70 days after...

—Let's start at the corners...—I grabbed a corner and showed it to him—It is said that this way it is easier.

—Who says it?—he began to search among the two thousand pieces for the other corners of the puzzle.

—He... Mr. Beltram said so...

—What are we putting together?—He spoke before I could get discouraged.

I hope your life, Crestita.

—I don't know, I threw the box—I fit two pieces along the left edge. he look at myself but kept my eyes between the pieces—It is more interesting.

He said nothing and kept fitting piece after piece.

I don't think about what happened that day because it's complicated and I'm sure I'll never be able to understand it. The only thing I think about, what occupies a space in my mind, is Rais, he and I, we are on the same planet, on the same continent, in the same state, in the same city, in the same house and in the same room. Sitting in front of me he is like any other person, although in reality he is more than that, he is the only living person that I know, although I do not really know him at all. Even thinking about Rais is complicated, and I know that I will never understand him, of course in these months I was able to understand some things about him, I know when I am bothering him or when it is not one of his best days... I can say that I even feel proud to be able to recognize when he is happy... or at least not so angry... I'm sure it will be easier for me to figure out what happened to "the end of the world" than to figure out Rais.

—let's see what you have there...—I moved my part of the puzzle to his and stood next to him to see all of what we had already done—I thought it would be more fun—I removed some pieces and placed them in the Rais part, getting them to fit better.

—Are you not having fun?

—I was expecting another sensation, I guess...—i looked at it—Are you having fun?.

—I wouldn't mind doing something else...—he continued fitting the pieces—But let's finish it... I don't like to leave things unfinished.

I don't know, an hour? or two? I don't know exactly how long it took before I got fed up, the worst thing was that most of the puzzle was still missing, of course we were silent, I suppose that was what made the process. I watched his hands assemble the pieces for a long time, "too big for such small pieces", I thought, I was looking at his hands, although in reality I was looking at his left hand, his little finger, rather what was missing in it, Rais did not have the distal phalanx and had a scar from having had it before. I was surprised to take her hand inadvertently to look at the healed wound.

—You have many wounds.

—And you?—he recovered his hand by taking it out of my sight. Again trying to hide his past etched on his skin.

—No, none... my mother would have died of a heart attack if i had done me enough damage to cause a wound.

—Did you live locked up here?—He continued placing pieces and this time I did the same.

—No, I did a lot of things actually... Do you like sports?

—I was not passionate.

—Oh, my parents were fascinated, not really, they only liked the ones I participated in... my mother had rules and one was to practice sports and experiment in many, MMA, soccer, tennis, swimming, basketball...—I looked at him and his eyes were on me. It made me nervous.

What does that mean, Crestita? Do you want me to keep talking or shut up?

Normally when he raved in conversations practically with me and the wall, he did not look for his gaze, he did not even check if he had his attention, in fact, he assumed that he had it, although it was not like that, not since he told me, and of course now, check it... made me want to hide.

—You want me to shut up?.

—Because you said so?.

—"A look is worth a thousand words".

—And what does mine tell you?.

—"I want you to shut your mouth once"?.

And smiled. He let out a resigned sigh and got up from the table dragging the chair causing a breeze in his movements that made the flames of the candles waver.

—To say many things ... you don't understand a single one.

—Hey...—I got up immediately when I anticipated his action, I held him by the arm and although his gaze was direct to my contact I remained firm—We are doing this together, don't go.

And he looked at me again. And I knew that what I thought I knew about him was nothing.

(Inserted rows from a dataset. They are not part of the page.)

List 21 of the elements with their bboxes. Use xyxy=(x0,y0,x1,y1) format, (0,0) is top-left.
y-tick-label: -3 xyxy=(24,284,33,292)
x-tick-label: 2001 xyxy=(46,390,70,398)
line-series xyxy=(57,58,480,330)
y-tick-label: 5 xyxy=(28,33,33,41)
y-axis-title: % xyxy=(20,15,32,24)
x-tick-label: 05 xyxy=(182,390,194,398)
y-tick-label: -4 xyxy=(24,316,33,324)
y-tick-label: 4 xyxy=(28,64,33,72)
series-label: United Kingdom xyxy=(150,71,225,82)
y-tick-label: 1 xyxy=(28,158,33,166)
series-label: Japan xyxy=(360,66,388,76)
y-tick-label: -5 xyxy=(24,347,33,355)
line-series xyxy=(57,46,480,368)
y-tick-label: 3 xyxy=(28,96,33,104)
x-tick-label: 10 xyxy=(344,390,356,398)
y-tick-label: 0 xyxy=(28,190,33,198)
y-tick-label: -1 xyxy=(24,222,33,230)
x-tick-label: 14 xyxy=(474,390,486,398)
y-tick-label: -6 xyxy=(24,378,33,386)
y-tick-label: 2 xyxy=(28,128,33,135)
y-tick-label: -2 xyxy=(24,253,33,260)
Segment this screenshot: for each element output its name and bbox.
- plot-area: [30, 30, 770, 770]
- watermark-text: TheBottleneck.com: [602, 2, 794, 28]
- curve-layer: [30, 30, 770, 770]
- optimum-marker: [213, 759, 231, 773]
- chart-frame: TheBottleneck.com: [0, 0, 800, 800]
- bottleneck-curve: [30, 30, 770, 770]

—I go to the bathroom, yes? Or do you want us to go "together" too?.

I released it.

I think her expression when saying that, I think I will not be able to forget about her, I made sure that I would not, ever, because between her successful attempt to embarrass me of my words, he lied to me.

I waited for it.

It was not too much, but I waited, I knew he would not return, maybe he did not know anything about his past, but he did know something and that is why I got up picking up the pieces of the puzzle to throw them in the trash. I blew out the candles to go up to my room. He was not even in the house, I thought about the possibility that he ran away from me through the bathroom window, I laughed at that idea but did not last too long in the air.

I remembered the picture of the puzzle box, "Paradise Sunset" and I also remembered Rais's little finger, is there a paradise for gangsters?